China ist der wichtigste Hersteller von pharmazeutischen Wirkstoffen. Drohen durch das Coronavirus nun Versorgungsengpässe in Europa? Experten sehen keinen Grund zur Panik.

Peking - Den Chinaveteran Jörg Wuttke, 62, kann eigentlich nichts mehr so schnell erschüttern. Doch wenn der Mann mit den grau melierten Haaren, der seit 30 Jahren in Peking lebt, über die wirtschaftlichen Auswirkungen des Coronavirus spricht, dann reihen sich die Superlative nur so aneinander: Eine vergleichbare Situation wie derzeit habe er noch nicht erlebt, sagt der Präsident der Europäischen Handelskammer, die die Interessen von mehr als 1600 Unternehmen in China vertritt. Ob Hemden, Elektronikartikel oder Spielzeuge: Fast alle Produkte werden schließlich mit Einzelteilen aus China produziert. Die für Europa am spannendste Lieferkette sei jedoch die der Pharmaindustrie: „Fast alle Vorprodukte für Arzneimittel wie Antibiotika und Kopfschmerztabletten werden in China gefertigt“, sagt der gebürtige Heidelberger: „All das wird sich auch irgendwann in unseren Apotheken in Deutschland bemerkbar machen.“ Dabei stellt sich unweigerlich die Frage, ob dies nur die Warnungen eines Wirtschaftslobbyisten sind oder ob Europa tatsächlich vor einer weiteren gesundheitlichen Krise steht.

 

Weltweit wichtigster Produzent aktiver pharmazeutischer Wirkstoffe

„China ist weltweit der wichtigste Produzent von aktiven pharmazeutischen Wirkstoffen, auch API genannt. Diese sind in jedem Arzneimittelprodukt enthalten“, sagt auch der Franzose Eric Bouteiller, der 17 Jahre in Peking ein internationales Pharmazieunternehmen geleitet hat und nun als Professor unterrichtet. Vor allem waren es Kostengründe, derentwegen die Pharmahersteller Teile ihrer Produktionen in billigere Länder ausgelagert haben – nach Indien und vor allem China.

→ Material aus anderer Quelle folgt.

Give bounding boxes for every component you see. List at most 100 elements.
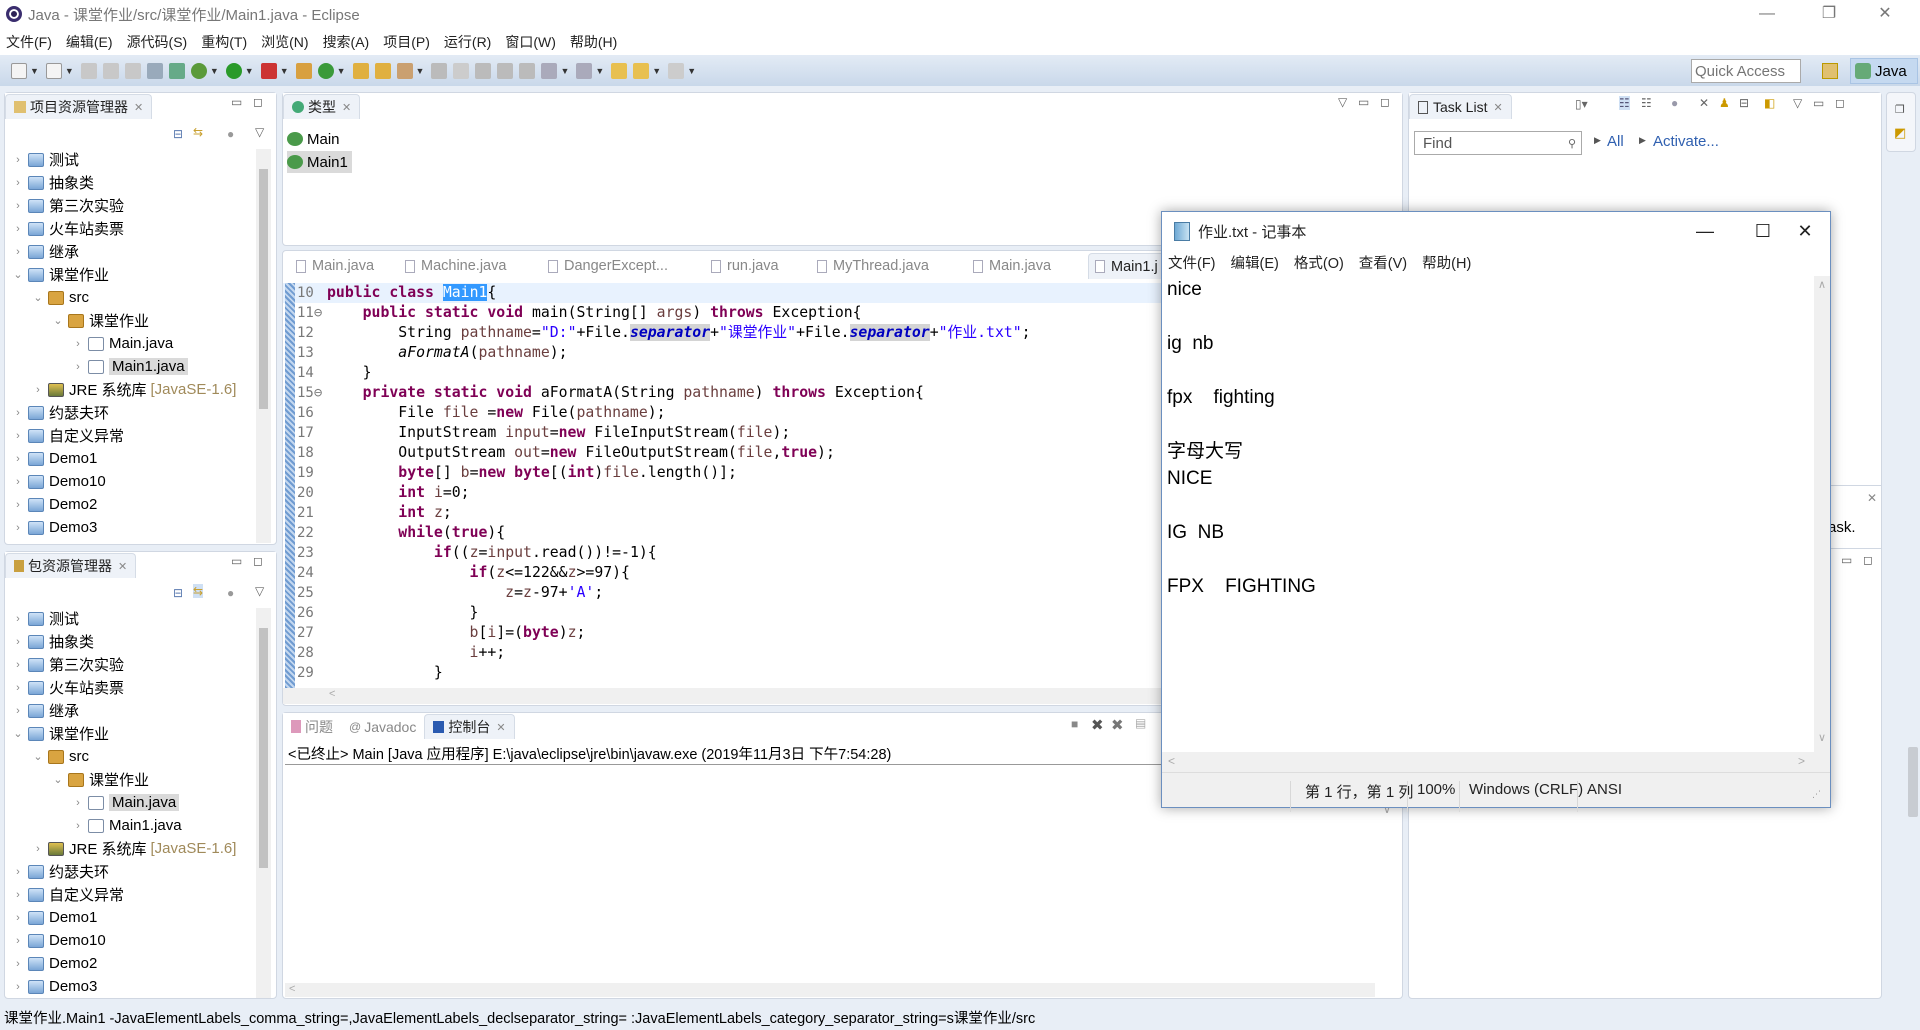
tree-item[interactable]: › 测试: [11, 607, 79, 630]
chevron-down-icon[interactable]: ⌄: [31, 750, 45, 763]
last-edit-icon[interactable]: [611, 62, 628, 79]
minimize-button[interactable]: —: [1744, 0, 1790, 28]
menu-project[interactable]: 项目(P): [383, 32, 430, 52]
chevron-right-icon[interactable]: ›: [11, 981, 25, 993]
save-icon[interactable]: [80, 62, 97, 79]
tree-item[interactable]: › 火车站卖票: [11, 217, 124, 240]
close-icon[interactable]: ✕: [342, 101, 351, 114]
notepad-menu-view[interactable]: 查看(V): [1359, 252, 1407, 273]
skip-breakpoints-icon[interactable]: [146, 62, 163, 79]
maximize-icon[interactable]: ◻: [253, 95, 263, 109]
tree-item[interactable]: › Demo1: [11, 447, 97, 470]
chevron-down-icon[interactable]: ⌄: [11, 727, 25, 740]
chevron-right-icon[interactable]: ›: [11, 705, 25, 717]
dropdown-icon[interactable]: ▼: [560, 66, 569, 76]
scroll-up-icon[interactable]: ∧: [1814, 278, 1830, 291]
search-icon[interactable]: [396, 62, 413, 79]
all-link[interactable]: All: [1607, 133, 1624, 150]
sync-icon[interactable]: ◧: [1764, 96, 1775, 110]
console-hscroll[interactable]: <: [285, 983, 1375, 997]
categorized-icon[interactable]: ☷: [1619, 96, 1630, 110]
close-icon[interactable]: ✕: [496, 721, 505, 734]
editor-tab[interactable]: Main.java: [973, 253, 1051, 279]
new-icon[interactable]: [11, 62, 27, 79]
chevron-right-icon[interactable]: ›: [11, 613, 25, 625]
debug-icon[interactable]: [190, 62, 207, 79]
tab-console[interactable]: 控制台 ✕: [424, 714, 515, 739]
scroll-lock-icon[interactable]: ▤: [1135, 716, 1146, 730]
project-tree-scrollbar[interactable]: [256, 149, 271, 543]
tab-type-hierarchy[interactable]: 类型 ✕: [283, 94, 361, 119]
tree-item[interactable]: › 继承: [11, 699, 79, 722]
dropdown-icon[interactable]: ▼: [210, 66, 219, 76]
pilcrow-icon[interactable]: [519, 62, 536, 79]
dropdown-icon[interactable]: ▼: [65, 66, 74, 76]
chevron-right-icon[interactable]: ›: [11, 430, 25, 442]
notepad-minimize-button[interactable]: —: [1676, 212, 1734, 250]
tree-item[interactable]: › 自定义异常: [11, 424, 124, 447]
notepad-menu-file[interactable]: 文件(F): [1168, 252, 1216, 273]
tree-item[interactable]: › 继承: [11, 240, 79, 263]
dropdown-icon[interactable]: ▼: [245, 66, 254, 76]
chevron-right-icon[interactable]: ›: [11, 476, 25, 488]
scheduled-icon[interactable]: ☷: [1641, 96, 1652, 110]
editor-tab[interactable]: Machine.java: [405, 253, 506, 279]
code-editor[interactable]: 10 public class Main1{11⊖ public static v…: [283, 283, 1163, 688]
close-icon[interactable]: ✕: [134, 101, 143, 114]
chevron-down-icon[interactable]: ⌄: [31, 291, 45, 304]
chevron-right-icon[interactable]: ›: [11, 935, 25, 947]
notepad-menu-edit[interactable]: 编辑(E): [1231, 252, 1279, 273]
restore-icon[interactable]: ❐: [1895, 103, 1905, 116]
new-package-icon[interactable]: [295, 62, 312, 79]
tree-item[interactable]: › Main1.java: [71, 814, 181, 837]
tree-item[interactable]: › Main.java: [71, 332, 173, 355]
back-icon[interactable]: [633, 62, 650, 79]
chevron-right-icon[interactable]: ›: [11, 889, 25, 901]
tree-item[interactable]: › 约瑟夫环: [11, 860, 109, 883]
collapse-all-icon[interactable]: ⊟: [173, 127, 183, 141]
menu-search[interactable]: 搜索(A): [323, 32, 370, 52]
collapse-icon[interactable]: ⊟: [1739, 96, 1749, 110]
tree-item[interactable]: › Main1.java: [71, 355, 188, 378]
tree-item[interactable]: › JRE 系统库 [JavaSE-1.6]: [31, 378, 236, 401]
focus-icon[interactable]: ●: [1671, 96, 1678, 110]
chevron-right-icon[interactable]: ›: [11, 636, 25, 648]
people-icon[interactable]: ♟: [1719, 96, 1730, 110]
chevron-right-icon[interactable]: ›: [11, 682, 25, 694]
tree-item[interactable]: › 测试: [11, 148, 79, 171]
tab-problems[interactable]: 问题: [283, 714, 341, 739]
tree-item[interactable]: ⌄ 课堂作业: [11, 722, 109, 745]
tab-task-list[interactable]: Task List ✕: [1409, 94, 1512, 119]
resize-grip-icon[interactable]: ⋰: [1812, 789, 1821, 800]
tree-item[interactable]: ⌄ 课堂作业: [51, 768, 149, 791]
tree-item[interactable]: › 抽象类: [11, 630, 94, 653]
editor-tab[interactable]: MyThread.java: [817, 253, 929, 279]
chevron-right-icon[interactable]: ›: [71, 797, 85, 809]
chevron-right-icon[interactable]: ›: [11, 154, 25, 166]
tree-item[interactable]: › Demo3: [11, 975, 97, 998]
tree-item[interactable]: ⌄ 课堂作业: [11, 263, 109, 286]
chevron-right-icon[interactable]: ›: [71, 361, 85, 373]
minimize-icon[interactable]: ▭: [231, 554, 242, 568]
save-all-icon[interactable]: [102, 62, 119, 79]
close-icon[interactable]: ✕: [1493, 101, 1502, 114]
tree-item[interactable]: › Demo2: [11, 493, 97, 516]
chevron-right-icon[interactable]: ›: [71, 338, 85, 350]
tree-item[interactable]: › 第三次实验: [11, 653, 124, 676]
dropdown-icon[interactable]: ▼: [595, 66, 604, 76]
toggle-mark-icon[interactable]: [453, 62, 470, 79]
activate-link[interactable]: Activate...: [1653, 133, 1719, 150]
block-selection-icon[interactable]: [475, 62, 492, 79]
quick-access-input[interactable]: [1691, 59, 1801, 83]
print-icon[interactable]: [124, 62, 141, 79]
new-class-icon[interactable]: [317, 62, 334, 79]
remove-all-icon[interactable]: ✖: [1111, 716, 1124, 734]
menu-refactor[interactable]: 重构(T): [201, 32, 247, 52]
type-item-main1[interactable]: Main1: [287, 151, 352, 173]
java-perspective-button[interactable]: Java: [1850, 58, 1918, 84]
tree-item[interactable]: ⌄ src: [31, 745, 89, 768]
tab-javadoc[interactable]: @ Javadoc: [341, 714, 424, 739]
chevron-right-icon[interactable]: ›: [11, 866, 25, 878]
open-project-icon[interactable]: [374, 62, 391, 79]
chevron-right-icon[interactable]: ›: [11, 200, 25, 212]
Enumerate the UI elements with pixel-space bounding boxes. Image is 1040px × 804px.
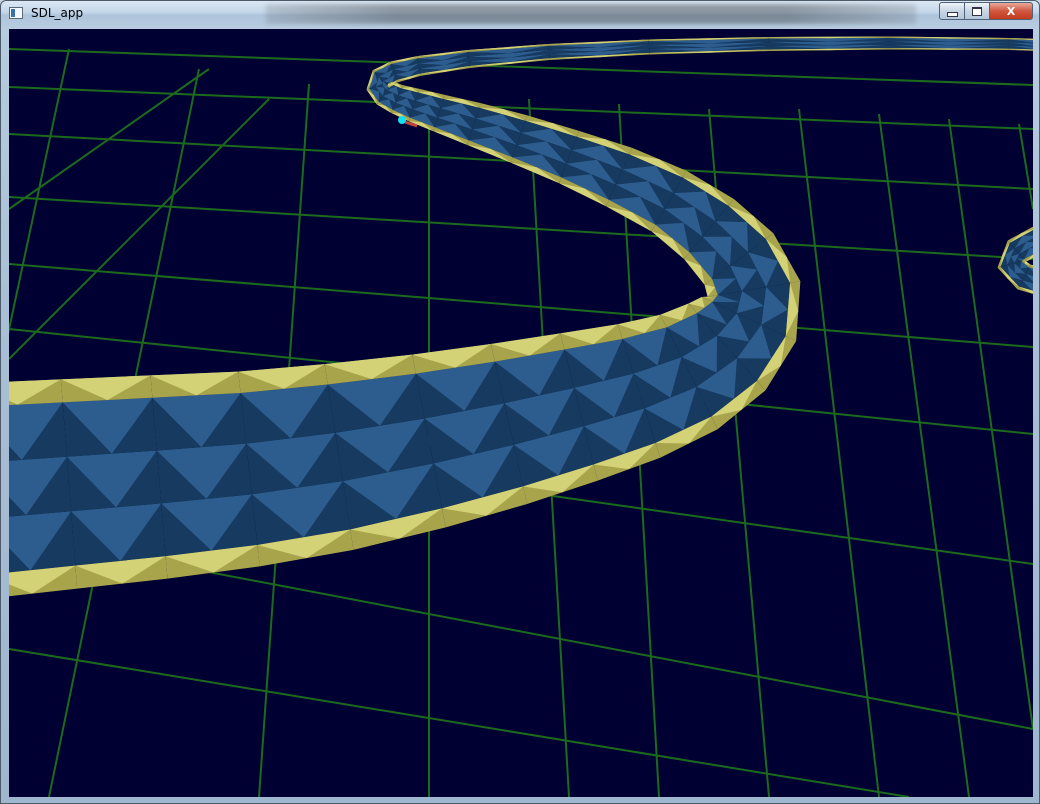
- minimize-icon: [946, 11, 958, 17]
- track-far-segment: [997, 226, 1033, 294]
- scene-canvas: [9, 36, 1033, 797]
- blurred-background-text: [266, 4, 916, 24]
- window-controls: X: [939, 2, 1033, 21]
- window-title: SDL_app: [31, 6, 84, 20]
- title-bar[interactable]: SDL_app X: [1, 1, 1039, 27]
- close-icon: X: [1006, 4, 1016, 18]
- render-viewport[interactable]: [9, 29, 1033, 797]
- maximize-button[interactable]: [965, 2, 990, 20]
- maximize-icon: [972, 6, 982, 16]
- app-window: SDL_app X: [0, 0, 1040, 804]
- close-button[interactable]: X: [990, 2, 1033, 20]
- minimize-button[interactable]: [939, 2, 965, 20]
- marker-dot: [398, 116, 406, 124]
- app-window-icon[interactable]: [9, 7, 23, 19]
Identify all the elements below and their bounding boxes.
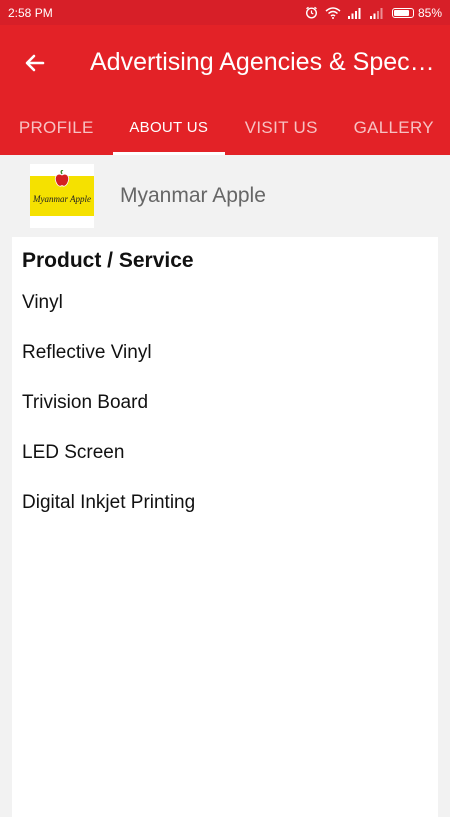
company-header: Myanmar Apple Myanmar Apple — [0, 155, 450, 237]
product-service-card: Product / Service VinylReflective VinylT… — [12, 237, 438, 817]
tab-about-us[interactable]: ABOUT US — [113, 100, 226, 155]
status-icons: 85% — [305, 6, 442, 20]
tab-visit-us[interactable]: VISIT US — [225, 100, 338, 155]
status-time: 2:58 PM — [8, 6, 53, 20]
battery-icon — [392, 8, 414, 18]
battery-percent: 85% — [418, 6, 442, 20]
product-list: VinylReflective VinylTrivision BoardLED … — [22, 291, 428, 541]
logo-badge: Myanmar Apple — [30, 176, 94, 216]
signal-icon-2 — [370, 7, 385, 19]
status-bar: 2:58 PM 85% — [0, 0, 450, 25]
apple-icon — [53, 170, 71, 188]
company-logo: Myanmar Apple — [30, 164, 94, 228]
tab-profile[interactable]: PROFILE — [0, 100, 113, 155]
section-heading: Product / Service — [22, 249, 428, 273]
signal-icon — [348, 7, 363, 19]
alarm-icon — [305, 6, 318, 19]
arrow-left-icon — [23, 51, 47, 75]
tab-gallery[interactable]: GALLERY — [338, 100, 450, 155]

Dort sind die Marktführer in den ostchinesischen Provinzen Jiangsu und Shandong angesiedelt, die vergleichsweise moderat vom Virus betroffen sind und deren Fabriken bereits in einigen Wochen wieder auf Normalniveau produzieren könnten. Doch auch die unter Quarantäne stehenden Provinz Hubei, auf die 67 000 der knapp 80 000 Infektionen Festlandchinas entfallen, ist für die heimische Pharmabranche von hoher Relevanz. Einer Umfrage des Branchenverbands der deutschen pharmazeutischen Industrie zufolge gibt es in Hubei für 136 Arzneimittel einen Wirkstoffhersteller. Es ist davon auszugehen, dass jene Hersteller bis auf absehbare Zeit nicht produzieren werden.

Corona-Krise ein Weckruf für Europa

Am Donnerstag hat nun die amerikanische Food and Drug Administration erstmals Engpässe bei einem Arzneimittel bekannt gegeben, ohne jedoch das Medikament zu benennen. Am selben Tag warnte Österreichs Wirtschaftsministerin Margarete Schramböck (ÖVP) in Brüssel: „Es kann nicht sein, dass wir abhängig sind von China im Bereich der Antibiotika.“ Die derzeitige Krise sei ein Weckruf für Europa, mehr auf Autonomie zu achten. Auch die Bremer Gesundheitssenatorin Claudia Bernhard von der Linken möchte eine deutschlandweite Initiative anstoßen, um die heimische Arzneimittelversorgung sicherzustellen.

Bislang jedoch stehen die warnenden Worte in keinem Bezug zur Realität: Von der Bundesvereinigung Deutscher Apothekerverbände heißt es, es gebe derzeit durch die Corona-Infektion keine sich abzeichnenden Lieferengpässe.

Warnung vor Panikmache

Auch der Pharmaexperte und Chinakenner Bouteiller warnt eindringlich vor einer Panikmache. Zwar könnte es tatsächlich zu Nachschubproblemen von bisher nie da gewesenem Ausmaß kommen, doch: „Derzeit haben wir immer noch ausreichend Lagerbestände. In Frankreich etwa gibt es noch immer Aspirin-Vorräte für ein Jahr, wenn es drauf ankommt.“ Dass die Verkaufsregale in europäischen Apotheken bald leer stehen würden, sei bislang nicht abzusehen. „Natürlich wird es dauern, bis die chinesische Wirtschaft wieder anläuft. Noch reden wir aber von Wochen. Wirklich ernst wird es für die Arzneimittelproduktion erst, wenn wir einen Ausfall von einem halben Jahr haben sollten“, sagt Bouteiller.